Some American tourists are flagjacking; Canadians are not amused

“Flagjacking” is the term used for American tourists who sew a Maple Leaf on their gear and pretend to be Canadians, to avoid the stigma of being an American abroad.

The practice was common in the early 2000s, then declined.

It’s on the rise again, as reported by CNN:

As one Canadian podcaster states:

As someone of Hispanic descent from South Texas, I could probably get away with pretending to be Mexican, but I doubt that actual Mexicans would be amused.

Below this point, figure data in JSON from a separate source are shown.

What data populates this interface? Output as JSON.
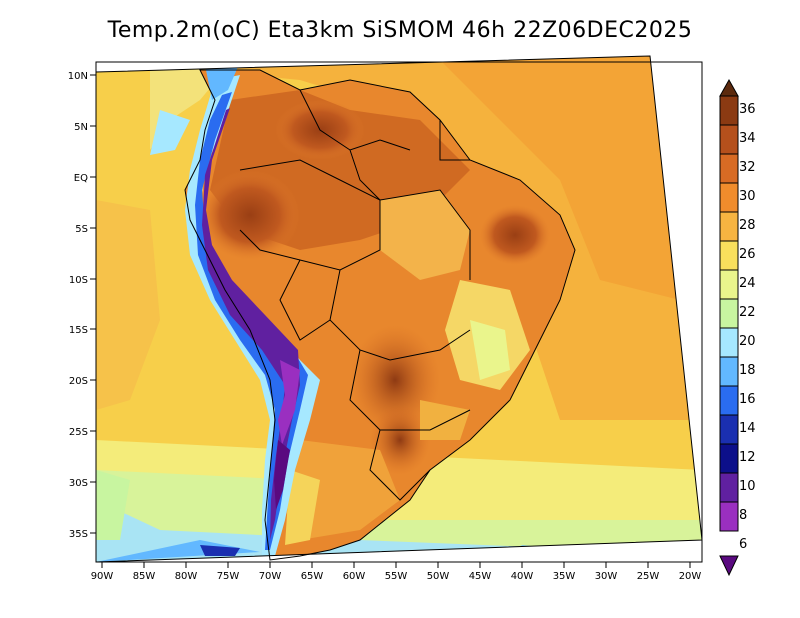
{
  "title": "Temp.2m(oC) Eta3km SiSMOM 46h 22Z06DEC2025",
  "y_axis_labels": [
    "10N",
    "5N",
    "EQ",
    "5S",
    "10S",
    "15S",
    "20S",
    "25S",
    "30S",
    "35S"
  ],
  "x_axis_labels": [
    "90W",
    "85W",
    "80W",
    "75W",
    "70W",
    "65W",
    "60W",
    "55W",
    "50W",
    "45W",
    "40W",
    "35W",
    "30W",
    "25W",
    "20W"
  ],
  "colorbar": {
    "labels": [
      "36",
      "34",
      "32",
      "30",
      "28",
      "26",
      "24",
      "22",
      "20",
      "18",
      "16",
      "14",
      "12",
      "10",
      "8",
      "6"
    ],
    "colors": [
      "#5c2a0e",
      "#8b3a12",
      "#b5501c",
      "#d86b24",
      "#f08c2c",
      "#f7b441",
      "#f9df5c",
      "#eaf58c",
      "#c8f5a0",
      "#a6e8ff",
      "#62b8ff",
      "#2a6cf0",
      "#1a2fb0",
      "#0c0f8a",
      "#6020a0",
      "#9a2fc0",
      "#5a0a80"
    ]
  }
}
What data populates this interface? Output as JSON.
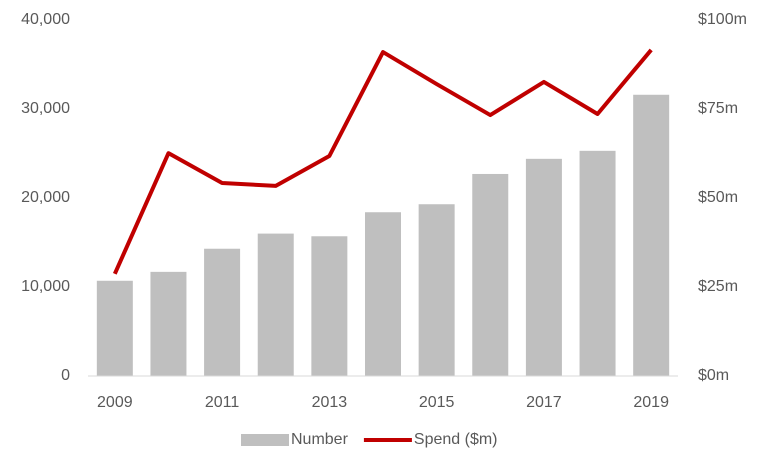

Meh, Carney has it covered…

I thought “flagjacking” had a whole different meaning that I won’t get into here.

I’m pretty sure the Americans who sew Canadian flags on their gear don’t think America is the greatest country on earth. Personally, I’m ashamed to be American right now. Although, I’ve just been apologizing, not pretending I’m from somewhere else.

Puzzlegal said exactly what I was going to say: the Americans who flag-jack do so because they know America isn’t great. It’s not MAGA folks doing this.

Even in the 80s US backpackers in Europe did this.

True American patriots wouldn’t leave the Lower 48 to take a vacation.

Wonder the odds of whenever 45/47 sends his legions to invade Canada that they also sew Canadian flag patches onto their knapsacks?

We need to a quiz to expose these flagjacking bastards. What are five questions only a true Canadian could answer?

Some suggestions …

  1. What is homo milk?
  2. Not including bowling alleys, what is a gutter?
  3. Do you use a napkin or a serviette?
  4. How do you like your coffee?
  5. What did your grandmother call a sofa?

Answers:

  1. What Americans call whole milk.
  2. An eavestrough.
  3. Serviette. At least, when I was a child.
  4. Crisp.
  5. Chesterfield.

Well, it’s a start.

Well, I’m pretty sure that actually counts as a war crime, so, pretty good?

“Sing at least two verses of any Stompin’ Tom song,”

Yep I’d flunk entirely.

I like it, but maybe not idea of singing the verses. Rather, ask about the subject matter. For example:

  1. When do the girls go out to bingo and the boys get stinko?
  2. What is Margo’s cargo?
  3. Who rolls down the highway smilin’? (Bonus point: Where does the trip begin?)
  4. Where did Tom expect to find the cigarette trees?
  5. What bridge came tumbling down, causing the chaplain to spread 19 scarlet roses?

Answers:

  1. On a Sudbury Saturday night.
  2. Cow manure.
  3. Bud the Spud. (Bonus: Prince Edward Island.)
  4. Tillsonburg, Ontario. (Ontario’s tobacco country.)
  5. Second Narrows Bridge, in Vancouver (while under construction; 19 workers died.)

What’s Geddy’s “real” name (like, um… born with, eh?)

Take off, you Hoser!

You know, music might provide an interesting series of questions:

  1. What road did Bruce Cockburn take in at a glance?
  2. Where did Neil Young go, because weather’s good there in the fall?
  3. What did the Rankin Family ascend in the four-wheel drive?
  4. Name the Acadian singer who scored a disco hit in 1976. (Bonus: Name the song.)
  5. Where were the Guess Who runnin’ back to?

Answers:

  1. Toronto’s Yonge Street, “Coldest Night of the Year.”
  2. Alberta, “Four Strong Winds.”
  3. Gillis Mountain, “Gillis Mountain.”
  4. Patsy Gallant. Bonus: “From New York to LA.”
  5. Saskatoon.

Gee, this is fun!

I’m going to get shot by my own side…

Is it about shame? I was always told it was for practical reasons, claiming American tourists would be mistreated due to stereotypes about them.

And I saw this claim both from Americans and Canadians who wear the maple leaf flag abroad, with neither one wanting to be treated like the “ugly American.”

That was, Like a trick question, Eh?

I’ve met four American tourists in the past year (that is, met to speak to beyond ‘hello’ - three while we were out hiking in this country and one when we were in France). All of them managed to work in ‘we didn’t vote for Trump’ into the early part of the conversation.